Transportation of patients on extracorporeal membrane oxygenation: a tertiary medical center experience and systematic review of the literature

ECMO remains a high-cost therapy with lifesaving potential in a select group of critically ill patients [3].Given the level of expertise needed for daily care of these patients, it is preferable that ECMO candidates be transferred to a specialized referral center. Because of the severe respiratory failure, patient transfer without ECMO is usually deemed to be too risky. Conversely, there are no data regarding the safety of inter-hospital ECMO transportations. Herein, we report a case series of patients transported under ECMO support to a referral hospital in Brazil with a survival rate of 57% and no major complications or deaths during transportation. Additionally, our systematic review of the literature showed a pooled survival rate for adult and pediatric patients of nearly two-thirds—with just 2 deaths reported in this cohort of 1481 patients—and without any other major adverse events resulting from the transportation itself.

Our data are compatible with the overall mortality reported in the latest publication by the Extracorporeal Life Support Organization (ELSO), in which the expected survival rate for adult venovenous extracorporeal support was 58% [56]. Similarly, using the available published data, we found a survival rate of 62% for adult patients transported while on ECMO. For the pediatric population, our pooled analysis retrieved a survival rate of 68%, in comparison with the 57% reported in ELSO guidelines [56]. Therefore, in this case series and in our overall analysis, we found no increase in mortality for ECMO support despite the need for patient transfer to a referral institution.

Concerns regarding the safety of transport of critically ill patients in need of extracorporeal support are an important question to be solved considering the recent global increase in ECMO support [5, 56, 57]. In the Cesar trial, patients who were randomized for the ECMO group were transferred to the referral center only after transport was considered safe by the ECMO Team, therefore delaying the initiation of support.

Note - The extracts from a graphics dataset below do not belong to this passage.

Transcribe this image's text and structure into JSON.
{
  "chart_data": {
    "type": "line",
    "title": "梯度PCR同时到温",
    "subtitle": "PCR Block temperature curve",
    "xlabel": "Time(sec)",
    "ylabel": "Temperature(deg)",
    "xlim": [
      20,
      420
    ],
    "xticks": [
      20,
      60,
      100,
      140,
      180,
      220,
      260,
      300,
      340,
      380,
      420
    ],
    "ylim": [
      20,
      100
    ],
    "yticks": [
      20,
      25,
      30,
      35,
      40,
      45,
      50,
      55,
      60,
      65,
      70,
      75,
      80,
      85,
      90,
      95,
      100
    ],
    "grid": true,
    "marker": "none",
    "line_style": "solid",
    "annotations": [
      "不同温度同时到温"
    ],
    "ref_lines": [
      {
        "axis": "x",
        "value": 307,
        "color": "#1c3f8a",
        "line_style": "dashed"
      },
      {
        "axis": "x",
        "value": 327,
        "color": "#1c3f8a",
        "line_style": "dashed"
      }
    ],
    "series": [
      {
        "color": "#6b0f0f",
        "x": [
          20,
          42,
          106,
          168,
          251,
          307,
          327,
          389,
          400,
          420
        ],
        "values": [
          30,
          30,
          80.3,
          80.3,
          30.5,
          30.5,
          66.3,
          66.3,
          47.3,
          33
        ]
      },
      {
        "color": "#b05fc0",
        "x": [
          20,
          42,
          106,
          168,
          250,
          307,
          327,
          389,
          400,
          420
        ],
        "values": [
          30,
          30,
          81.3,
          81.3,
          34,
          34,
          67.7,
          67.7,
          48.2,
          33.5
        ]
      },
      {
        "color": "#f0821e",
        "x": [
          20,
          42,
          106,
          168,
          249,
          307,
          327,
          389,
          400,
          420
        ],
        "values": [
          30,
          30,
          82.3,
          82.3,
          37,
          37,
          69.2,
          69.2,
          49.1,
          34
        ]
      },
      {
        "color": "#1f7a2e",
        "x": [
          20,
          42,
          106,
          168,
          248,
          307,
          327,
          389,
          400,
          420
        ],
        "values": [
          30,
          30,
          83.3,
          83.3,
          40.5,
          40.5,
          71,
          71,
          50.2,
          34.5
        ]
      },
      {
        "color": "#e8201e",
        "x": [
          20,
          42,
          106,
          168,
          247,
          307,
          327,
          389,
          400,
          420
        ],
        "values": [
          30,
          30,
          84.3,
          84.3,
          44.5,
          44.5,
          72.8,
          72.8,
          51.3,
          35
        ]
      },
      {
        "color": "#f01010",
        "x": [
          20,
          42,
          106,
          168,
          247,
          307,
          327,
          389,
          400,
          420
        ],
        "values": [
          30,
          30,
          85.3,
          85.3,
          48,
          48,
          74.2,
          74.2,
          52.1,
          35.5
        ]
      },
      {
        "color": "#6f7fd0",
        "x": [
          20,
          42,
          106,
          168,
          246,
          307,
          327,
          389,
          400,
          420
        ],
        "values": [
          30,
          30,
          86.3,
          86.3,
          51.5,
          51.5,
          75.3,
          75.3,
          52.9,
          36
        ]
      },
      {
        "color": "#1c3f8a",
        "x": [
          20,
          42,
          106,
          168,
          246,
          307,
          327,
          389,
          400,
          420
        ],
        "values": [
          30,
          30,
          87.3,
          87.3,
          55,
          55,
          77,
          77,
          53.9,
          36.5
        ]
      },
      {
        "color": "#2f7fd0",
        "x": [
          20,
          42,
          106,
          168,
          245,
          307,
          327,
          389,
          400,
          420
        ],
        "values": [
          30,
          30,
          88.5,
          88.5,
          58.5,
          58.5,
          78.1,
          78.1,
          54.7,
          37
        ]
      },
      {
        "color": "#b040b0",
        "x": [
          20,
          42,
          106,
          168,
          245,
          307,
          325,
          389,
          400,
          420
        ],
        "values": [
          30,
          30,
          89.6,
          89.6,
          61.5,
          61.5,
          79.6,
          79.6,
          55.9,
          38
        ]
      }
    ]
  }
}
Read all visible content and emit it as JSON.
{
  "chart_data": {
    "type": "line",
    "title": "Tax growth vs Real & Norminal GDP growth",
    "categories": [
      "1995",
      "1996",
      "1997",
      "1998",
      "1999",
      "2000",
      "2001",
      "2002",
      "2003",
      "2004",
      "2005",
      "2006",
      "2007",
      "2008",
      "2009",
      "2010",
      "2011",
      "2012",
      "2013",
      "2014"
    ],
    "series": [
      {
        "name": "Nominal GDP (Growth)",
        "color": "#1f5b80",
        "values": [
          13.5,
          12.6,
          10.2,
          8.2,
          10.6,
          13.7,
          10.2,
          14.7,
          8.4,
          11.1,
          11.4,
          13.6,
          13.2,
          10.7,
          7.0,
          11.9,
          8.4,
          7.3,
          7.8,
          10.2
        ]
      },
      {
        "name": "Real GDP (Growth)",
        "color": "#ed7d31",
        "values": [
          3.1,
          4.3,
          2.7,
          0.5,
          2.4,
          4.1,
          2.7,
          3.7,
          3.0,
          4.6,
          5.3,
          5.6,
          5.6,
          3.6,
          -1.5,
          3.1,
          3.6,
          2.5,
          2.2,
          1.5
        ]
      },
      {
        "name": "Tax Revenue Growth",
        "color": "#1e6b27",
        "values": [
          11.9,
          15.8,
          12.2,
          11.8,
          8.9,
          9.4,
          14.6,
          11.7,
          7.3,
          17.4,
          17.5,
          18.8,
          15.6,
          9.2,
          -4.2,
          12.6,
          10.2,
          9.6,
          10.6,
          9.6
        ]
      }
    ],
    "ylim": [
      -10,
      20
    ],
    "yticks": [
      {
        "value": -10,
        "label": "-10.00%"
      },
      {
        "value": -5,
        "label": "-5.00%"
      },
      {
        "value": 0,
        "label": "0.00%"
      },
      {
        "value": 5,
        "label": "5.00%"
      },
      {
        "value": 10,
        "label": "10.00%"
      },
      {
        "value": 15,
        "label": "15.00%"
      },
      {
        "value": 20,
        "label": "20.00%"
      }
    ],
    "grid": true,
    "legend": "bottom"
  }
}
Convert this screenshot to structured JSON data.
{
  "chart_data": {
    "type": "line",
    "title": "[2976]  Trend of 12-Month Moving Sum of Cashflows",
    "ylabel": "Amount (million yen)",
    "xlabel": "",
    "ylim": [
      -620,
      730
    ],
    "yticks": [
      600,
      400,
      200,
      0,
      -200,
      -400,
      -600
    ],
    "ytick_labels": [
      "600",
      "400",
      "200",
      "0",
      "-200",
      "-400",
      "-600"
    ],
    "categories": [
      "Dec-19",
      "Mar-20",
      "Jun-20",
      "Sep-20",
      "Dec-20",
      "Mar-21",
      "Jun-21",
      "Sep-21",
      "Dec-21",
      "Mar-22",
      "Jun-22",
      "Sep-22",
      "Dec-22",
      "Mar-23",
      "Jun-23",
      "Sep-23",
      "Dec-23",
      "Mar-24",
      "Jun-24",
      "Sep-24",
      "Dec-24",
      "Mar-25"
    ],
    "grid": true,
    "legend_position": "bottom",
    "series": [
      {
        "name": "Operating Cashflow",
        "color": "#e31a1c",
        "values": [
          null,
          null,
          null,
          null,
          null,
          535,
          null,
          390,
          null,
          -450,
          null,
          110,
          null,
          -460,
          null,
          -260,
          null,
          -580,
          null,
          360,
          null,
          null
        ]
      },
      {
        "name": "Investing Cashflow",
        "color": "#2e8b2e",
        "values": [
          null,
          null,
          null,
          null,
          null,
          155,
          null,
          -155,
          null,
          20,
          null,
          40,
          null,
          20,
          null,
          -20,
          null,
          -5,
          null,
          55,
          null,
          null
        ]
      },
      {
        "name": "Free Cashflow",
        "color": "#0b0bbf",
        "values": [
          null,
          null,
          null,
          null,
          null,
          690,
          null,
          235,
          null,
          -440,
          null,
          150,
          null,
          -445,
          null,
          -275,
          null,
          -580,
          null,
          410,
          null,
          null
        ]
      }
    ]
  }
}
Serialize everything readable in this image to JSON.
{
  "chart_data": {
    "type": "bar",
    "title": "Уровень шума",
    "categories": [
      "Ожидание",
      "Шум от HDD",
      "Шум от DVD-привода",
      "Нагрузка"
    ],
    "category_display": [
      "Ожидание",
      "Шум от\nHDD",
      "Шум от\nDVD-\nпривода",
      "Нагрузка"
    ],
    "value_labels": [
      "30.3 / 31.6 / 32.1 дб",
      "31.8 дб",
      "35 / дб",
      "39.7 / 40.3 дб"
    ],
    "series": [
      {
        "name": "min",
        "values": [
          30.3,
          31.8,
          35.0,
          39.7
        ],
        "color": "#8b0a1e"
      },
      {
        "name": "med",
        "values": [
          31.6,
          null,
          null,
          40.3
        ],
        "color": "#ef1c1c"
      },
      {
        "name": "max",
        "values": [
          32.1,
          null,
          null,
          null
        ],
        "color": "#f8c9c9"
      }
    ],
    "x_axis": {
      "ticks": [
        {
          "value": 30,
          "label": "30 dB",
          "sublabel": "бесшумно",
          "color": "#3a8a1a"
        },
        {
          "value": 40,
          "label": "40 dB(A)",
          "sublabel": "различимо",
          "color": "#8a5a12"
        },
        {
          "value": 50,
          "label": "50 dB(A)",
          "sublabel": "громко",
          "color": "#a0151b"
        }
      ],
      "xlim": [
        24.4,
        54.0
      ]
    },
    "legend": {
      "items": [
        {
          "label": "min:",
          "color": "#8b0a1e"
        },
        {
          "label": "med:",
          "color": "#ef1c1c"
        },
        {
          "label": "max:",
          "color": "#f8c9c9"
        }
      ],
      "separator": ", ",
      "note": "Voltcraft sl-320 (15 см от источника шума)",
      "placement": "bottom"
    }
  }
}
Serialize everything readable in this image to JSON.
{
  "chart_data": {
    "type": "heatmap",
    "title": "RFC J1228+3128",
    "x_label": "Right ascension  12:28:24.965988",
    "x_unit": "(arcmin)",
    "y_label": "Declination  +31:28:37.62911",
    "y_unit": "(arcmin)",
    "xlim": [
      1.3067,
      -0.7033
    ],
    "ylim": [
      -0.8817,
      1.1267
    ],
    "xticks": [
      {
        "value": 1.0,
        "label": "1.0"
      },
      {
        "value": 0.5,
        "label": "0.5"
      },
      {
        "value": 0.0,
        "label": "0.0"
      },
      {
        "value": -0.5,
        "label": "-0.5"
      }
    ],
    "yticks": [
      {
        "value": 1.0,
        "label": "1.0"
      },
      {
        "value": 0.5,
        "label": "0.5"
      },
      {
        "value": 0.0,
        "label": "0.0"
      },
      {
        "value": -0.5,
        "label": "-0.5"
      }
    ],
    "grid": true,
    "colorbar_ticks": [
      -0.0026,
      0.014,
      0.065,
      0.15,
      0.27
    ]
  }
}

As reported in the text, patients were not transported while on ECMO and, despite precautions, two deaths were reported during patient transfer [3]. Similarly, in a previous publication of 158 infants accepted for ECMO initiation, Boedy et al. reported 18 (39.1%) deaths associated with transport. Five infants died waiting for ECMO initiation and 13 died either during transport without ECMO assistance or, after arriving moribund, before ECMO could be started. Considering all these deaths occurred before ECMO initiation, the authors concluded that there may be a hidden mortality associated with ECMO transportation that is generally excluded when we look exclusively at ECMO-supported patients [58]. Therefore, a strategy of rapid ECMO initiation and patient transport while on ECMO support may be safer than the use of conventional mechanical ventilation during transfer to the referral center.

However, it is important to highlight that the presence of complications is common, and nearly a third of the analyzed studies reported at least one complication during transport. Sudden fall in tidal volume was the most common complication reported. Power failure, circuit rupture and other more severe complications were also reported, but no deaths or any adverse outcomes related to these complications during transport were described. It is interesting to note that the majority of complications (74%) were reported in one single study [43] (Additional file 5: Table 2s), suggesting that most reports on ECMO transportation did not focus on looking for adverse events. Certainly, the definition of complications during patient transportation varied between studies, making it difficult to understand the real size of this problem. It is very likely that the incidence of adverse events is much higher than described in this manuscript.

Our study has several limitations: (1) The absence of any scoring system in most of the studies makes it difficult to correlate expected mortality with final results. However, as previously described, overall mortality rate was compatible with the expected mortality previously published in the ELSO guidelines for ECMO-supported patients. (2) A publication bias may have affected our results. As observed in our analysis, low-quality studies were associated with a high mortality rate and, possibly, even higher mortality rates may be found in unpublished data. (3) No randomized clinical trial has directly evaluated the safety of transporting ECMO patients. Our data were extracted mainly from case series, and the results are limited by the inherent flaws of such studies. (4) The studies included in this manuscript span several years of ECMO transportation worldwide. Therefore, clinical and technical development, which may have influenced the presence of complications and death in ECMO patients throughout the years, are not addressed in this manuscript.